This Philip Morris (a.k.a. Altria Group or PM) Corporate Affairs Plan for Europe (1994-96) is rich with corporate strategies to reverse the decline in social acceptability of smoking in Europe.
In the Plan, PM reveals its understanding that a huge majority of Europeans actually favor smoking restrictions in public places:
"Europeans are highly in favor of smoking restrictions in public places (82%) and 88% are in favor of clear separation in the workplace."
Despite this, PM planned to fight smoking restrictions with all resources it could muster.
PM viewed laws to protect worker health and safety as a threat:
"A proposed Directive was issued in early 1993 with the aim of protecting transport worker's health and safety...This is the biggest threat at European Community level which needs to be addressed."
The Plan also reveals PM as the organizing and driving force behind Smokers Rights Groups (SRGs) all over Europe:
"Smokers' Rights Groups (SRG's) are an essential medium for presenting [the tobacco industry's] views in favor of reasonable solutions because a) they have no commercial interest and, as such, are more credible voice than the tobacco industry and b) they are able to position themselves as a large but discriminated "minority" of individuals who have rights. The Plan foresees continued support [to SRGs] provided by PM/industry to the groups in Italy, Spain, France, the Netherlands and Greece to help them expand in both number of members and in influence."
PM lamented the lack of organization among Smokers Rights Groups and anticipated the benefits that could accrue if the company assisted further in organizing them:
"The real weakness of the SRG network is the absence of any co-ordinating body or secretariat which can share information, techniques and ideas between the various SRG's. We should examine the feasibility of creating a pan-European SRG secretariat or Smokers' movement to... have an organization that can rightly claim to represent 100 million European smokers (and voters) which could function as a central media and lobbying "voice". Rothmans Int. have expressed their interest in this project and would co-fund with us."
PM also planned to foster and promote misunderstanding between the people of the United States and Europe to promote its own ends:
"Europeans believe that Americans tend to be fanatical extremists went it comes to public health issues. We shall take this opportunity to use US-sourced 'ETS excess stories' (dismissal from work over smoking, career discrimination due to smoking, etc.) to help discredit all anti-smoking initiatives -American as well as European."

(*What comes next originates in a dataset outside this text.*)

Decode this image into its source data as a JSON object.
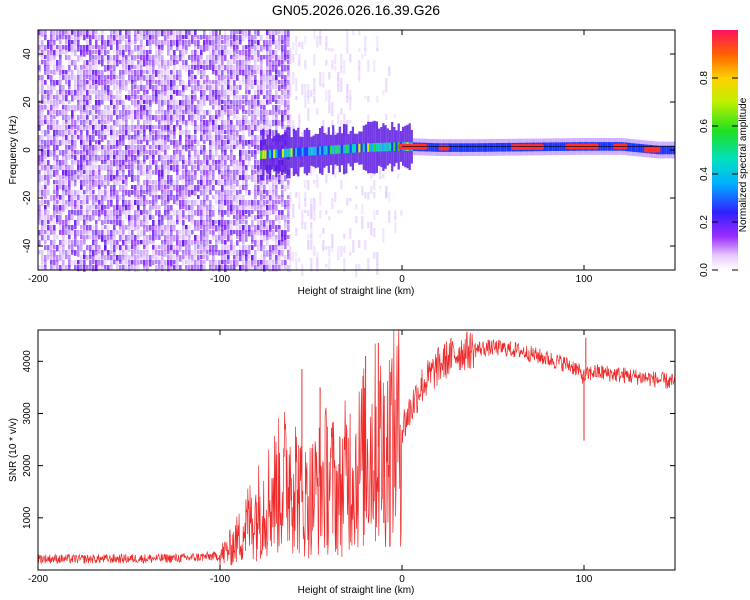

And once again, PM reveals its strategy of hiding behind, and working through, third-party Libertarian groups to do its bidding:
"The Plan calls for using libertarian groups (e.g., Social Affairs Unit, Arise) whenever possible to communicate this message..."
PM's Plan also explains the logic behind its urgent efforts to preserve smoking on airplanes, despite the relatively small amount of time people actually spend on airplanes:
"Although the time a smoker may spend in the air and at the airport may not constitute a large amount of time relative to the amount of time spent in the workplace for example, bans on airlines are highly visible and may disproportionately contribute to the deterioration of the social acceptability of smoking."
Only a few of PM's planned strategies are listed in this summary or in the quotes below. The document contains much more information and, at only 13 pages, is worth a read in its entirety, especially for Europeans.